Of my relatively small collection of quasi-regular blogchecks, not a soul has yet to mention this particular hot-topic-du-jour: and I’m curious. So have at it, folks, be it by email, comment, or personal beratements (which may or may not involve trout and wet noodles). Net Neutrality. Go.

CNET Full Coverage
Snopes.com Article


[TX Rep. Joe, GOP] Barton … pressured his fellow GOP members to vote against Markey’s amendment…Net neutrality is “still not clearly defined,” Barton said. “It’s kind of like pornography: You know it when you see it.”

…And that, my friends, is what bothers the hell out of dear ol’ Sara.

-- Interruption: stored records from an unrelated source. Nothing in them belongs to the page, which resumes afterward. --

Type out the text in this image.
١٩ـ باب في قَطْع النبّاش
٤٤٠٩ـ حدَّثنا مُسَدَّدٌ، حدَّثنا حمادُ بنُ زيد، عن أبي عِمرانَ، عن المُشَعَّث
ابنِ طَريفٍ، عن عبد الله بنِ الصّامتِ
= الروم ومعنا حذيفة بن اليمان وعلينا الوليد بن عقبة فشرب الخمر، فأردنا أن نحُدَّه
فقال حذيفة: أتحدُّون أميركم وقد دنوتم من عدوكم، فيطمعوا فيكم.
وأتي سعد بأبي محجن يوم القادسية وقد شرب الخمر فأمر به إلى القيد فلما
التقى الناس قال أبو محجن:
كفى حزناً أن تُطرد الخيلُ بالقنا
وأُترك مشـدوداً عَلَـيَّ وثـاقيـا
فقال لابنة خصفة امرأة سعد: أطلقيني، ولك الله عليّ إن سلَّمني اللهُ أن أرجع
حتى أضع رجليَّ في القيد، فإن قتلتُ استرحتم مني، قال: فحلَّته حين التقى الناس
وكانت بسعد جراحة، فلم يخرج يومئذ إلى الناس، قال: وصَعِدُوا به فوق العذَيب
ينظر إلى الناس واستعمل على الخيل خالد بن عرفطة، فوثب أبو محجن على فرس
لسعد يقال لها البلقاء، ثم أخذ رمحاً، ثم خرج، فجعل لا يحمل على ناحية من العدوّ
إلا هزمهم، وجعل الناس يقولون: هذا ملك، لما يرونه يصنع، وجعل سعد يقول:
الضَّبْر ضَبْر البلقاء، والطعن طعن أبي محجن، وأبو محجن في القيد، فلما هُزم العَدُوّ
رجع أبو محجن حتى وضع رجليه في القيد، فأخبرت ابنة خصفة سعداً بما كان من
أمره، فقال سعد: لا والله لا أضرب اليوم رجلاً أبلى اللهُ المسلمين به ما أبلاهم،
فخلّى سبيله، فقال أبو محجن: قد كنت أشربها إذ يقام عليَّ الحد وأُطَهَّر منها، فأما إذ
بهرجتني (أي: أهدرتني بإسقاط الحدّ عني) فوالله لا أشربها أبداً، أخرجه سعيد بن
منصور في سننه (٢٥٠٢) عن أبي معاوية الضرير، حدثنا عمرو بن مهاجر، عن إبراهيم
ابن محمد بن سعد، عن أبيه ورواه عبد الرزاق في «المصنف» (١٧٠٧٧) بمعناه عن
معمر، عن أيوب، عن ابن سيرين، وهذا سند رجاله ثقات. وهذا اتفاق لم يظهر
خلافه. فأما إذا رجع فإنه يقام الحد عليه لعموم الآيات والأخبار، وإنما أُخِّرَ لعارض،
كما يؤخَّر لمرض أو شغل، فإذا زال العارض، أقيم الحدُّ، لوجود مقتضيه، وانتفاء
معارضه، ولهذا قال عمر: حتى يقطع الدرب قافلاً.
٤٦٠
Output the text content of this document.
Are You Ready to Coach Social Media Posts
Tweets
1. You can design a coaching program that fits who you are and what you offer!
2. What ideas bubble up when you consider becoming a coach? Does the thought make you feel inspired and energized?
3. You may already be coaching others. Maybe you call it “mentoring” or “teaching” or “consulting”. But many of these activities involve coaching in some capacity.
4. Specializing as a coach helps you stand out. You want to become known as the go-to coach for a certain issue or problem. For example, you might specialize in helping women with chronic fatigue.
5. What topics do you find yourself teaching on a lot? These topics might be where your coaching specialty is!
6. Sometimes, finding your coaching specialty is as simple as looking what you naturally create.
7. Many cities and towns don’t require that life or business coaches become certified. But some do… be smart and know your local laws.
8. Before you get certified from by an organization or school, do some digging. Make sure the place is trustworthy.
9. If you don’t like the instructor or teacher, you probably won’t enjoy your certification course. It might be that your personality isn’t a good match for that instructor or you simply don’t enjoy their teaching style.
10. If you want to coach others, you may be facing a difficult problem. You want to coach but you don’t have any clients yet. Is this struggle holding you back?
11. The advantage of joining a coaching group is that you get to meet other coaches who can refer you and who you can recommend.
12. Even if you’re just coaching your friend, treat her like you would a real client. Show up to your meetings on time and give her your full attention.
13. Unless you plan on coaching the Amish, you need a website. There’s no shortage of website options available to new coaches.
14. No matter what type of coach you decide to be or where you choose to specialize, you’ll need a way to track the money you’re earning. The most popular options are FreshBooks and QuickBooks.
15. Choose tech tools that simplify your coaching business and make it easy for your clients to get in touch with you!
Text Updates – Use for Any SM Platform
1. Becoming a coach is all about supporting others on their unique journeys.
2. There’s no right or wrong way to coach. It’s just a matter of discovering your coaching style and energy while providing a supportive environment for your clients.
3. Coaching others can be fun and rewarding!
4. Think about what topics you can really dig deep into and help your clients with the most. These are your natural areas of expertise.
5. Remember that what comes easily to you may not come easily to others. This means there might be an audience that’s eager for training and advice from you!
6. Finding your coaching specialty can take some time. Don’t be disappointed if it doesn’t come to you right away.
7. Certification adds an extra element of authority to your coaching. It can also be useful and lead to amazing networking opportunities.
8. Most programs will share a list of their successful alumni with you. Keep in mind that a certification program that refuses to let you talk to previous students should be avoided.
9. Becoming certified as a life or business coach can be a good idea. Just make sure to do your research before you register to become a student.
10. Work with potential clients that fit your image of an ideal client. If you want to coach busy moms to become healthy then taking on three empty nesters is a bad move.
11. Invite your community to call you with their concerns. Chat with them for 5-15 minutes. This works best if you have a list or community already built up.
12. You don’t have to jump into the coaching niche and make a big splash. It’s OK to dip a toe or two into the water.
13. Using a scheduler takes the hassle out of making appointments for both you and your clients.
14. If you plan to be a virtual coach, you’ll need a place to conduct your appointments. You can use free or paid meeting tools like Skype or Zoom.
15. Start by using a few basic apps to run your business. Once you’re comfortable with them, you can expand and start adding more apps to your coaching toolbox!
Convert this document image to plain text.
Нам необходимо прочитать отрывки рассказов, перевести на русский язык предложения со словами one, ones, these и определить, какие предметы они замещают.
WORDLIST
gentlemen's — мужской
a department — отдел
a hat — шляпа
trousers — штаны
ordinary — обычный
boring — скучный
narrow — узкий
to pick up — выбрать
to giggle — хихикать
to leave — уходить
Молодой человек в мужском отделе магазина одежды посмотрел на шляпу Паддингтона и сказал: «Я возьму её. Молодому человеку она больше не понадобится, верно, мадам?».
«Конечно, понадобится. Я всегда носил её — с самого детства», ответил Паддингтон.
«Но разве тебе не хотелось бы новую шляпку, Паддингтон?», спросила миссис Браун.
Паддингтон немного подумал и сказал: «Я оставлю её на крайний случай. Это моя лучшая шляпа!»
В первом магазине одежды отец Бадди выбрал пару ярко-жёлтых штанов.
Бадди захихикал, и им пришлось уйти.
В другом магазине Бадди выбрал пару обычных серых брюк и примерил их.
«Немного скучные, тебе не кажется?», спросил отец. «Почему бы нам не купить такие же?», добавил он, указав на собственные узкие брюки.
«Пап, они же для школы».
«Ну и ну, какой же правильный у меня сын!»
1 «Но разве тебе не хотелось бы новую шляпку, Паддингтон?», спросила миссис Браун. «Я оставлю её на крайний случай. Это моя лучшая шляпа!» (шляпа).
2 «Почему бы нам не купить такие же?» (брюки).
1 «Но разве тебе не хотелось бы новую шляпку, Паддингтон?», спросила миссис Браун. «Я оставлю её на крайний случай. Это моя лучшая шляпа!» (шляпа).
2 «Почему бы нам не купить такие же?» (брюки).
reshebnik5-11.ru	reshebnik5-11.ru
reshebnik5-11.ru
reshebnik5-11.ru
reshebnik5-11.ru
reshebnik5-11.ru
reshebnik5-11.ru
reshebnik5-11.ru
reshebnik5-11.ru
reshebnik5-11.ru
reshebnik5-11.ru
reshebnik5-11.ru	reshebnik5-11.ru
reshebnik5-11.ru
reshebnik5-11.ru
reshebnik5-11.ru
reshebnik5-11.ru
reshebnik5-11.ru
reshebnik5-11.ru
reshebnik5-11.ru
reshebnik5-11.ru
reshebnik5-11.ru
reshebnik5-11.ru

Sure, our intrinsic libertarian-esque leanings would generally tend towards the whole “ohh, keep the gummint’s hand’s OFF: Legislation of any type = TEH DEBAL!” — but this is a horse of a different color. Aside from the fact that his statement as a whole pisses me off in the first place (but that’s an entirely seperate ramble…); without base legislation to start with, who’s to make that call of “knowing it when we see it” — on either extremist side of the line? As nice as they’ve played thus far, I really don’t want to leave the call in the hands of the almighty Telcos for all eternity: nor do I want to leave it in Mr. Barton’s hands, either.

Granted, I have to agree with the Good Rep on one point: cases are being overstated, and dangers exaggerated.


Barton argued that Net neutrality proponents were overstating their case and exaggerating the dangers of a more laissez-faire approach. “I don’t think all the Draconian things they (predict) will happen if we don’t adopt their amendment,” he said.

“I’m concerned about e-mails being blocked from advocacy groups, of all sides,” said Jan Schakowsky, an Illinois Democrat who supported the amendment. “I’m concerned about start-ups that may be shut down.”

Amendment proponents who are going all-out for Neutrality are using all sorts of layman scare tactics to add to their supporters: the honest affects this will have on the average user, at least within a limited time frame, are nothing like the “OMGZ TEH INTARWEB WILL BECOME CENSORED!!!11eleven” effect that is being touted.

Nevertheless: the fact remains that what concerns me most — what scares the everliving shite out of me most — is the fact that The Powers That Be seem completely oblivious to the inevitable repurcussions of allowing the “nice” telcos to lay out their own, individual, guidelines. As a small-town chick, forced to jump through a singular hoop for my beloved broadband, I don’t really hold much stock in the (actual, overheard) argument of “well, if you think it’s that bad, then just boycott the big telcos” (gee thanks; try a traceroute someday, moran).

And so we wait. We watch. And we wonder what the future holds.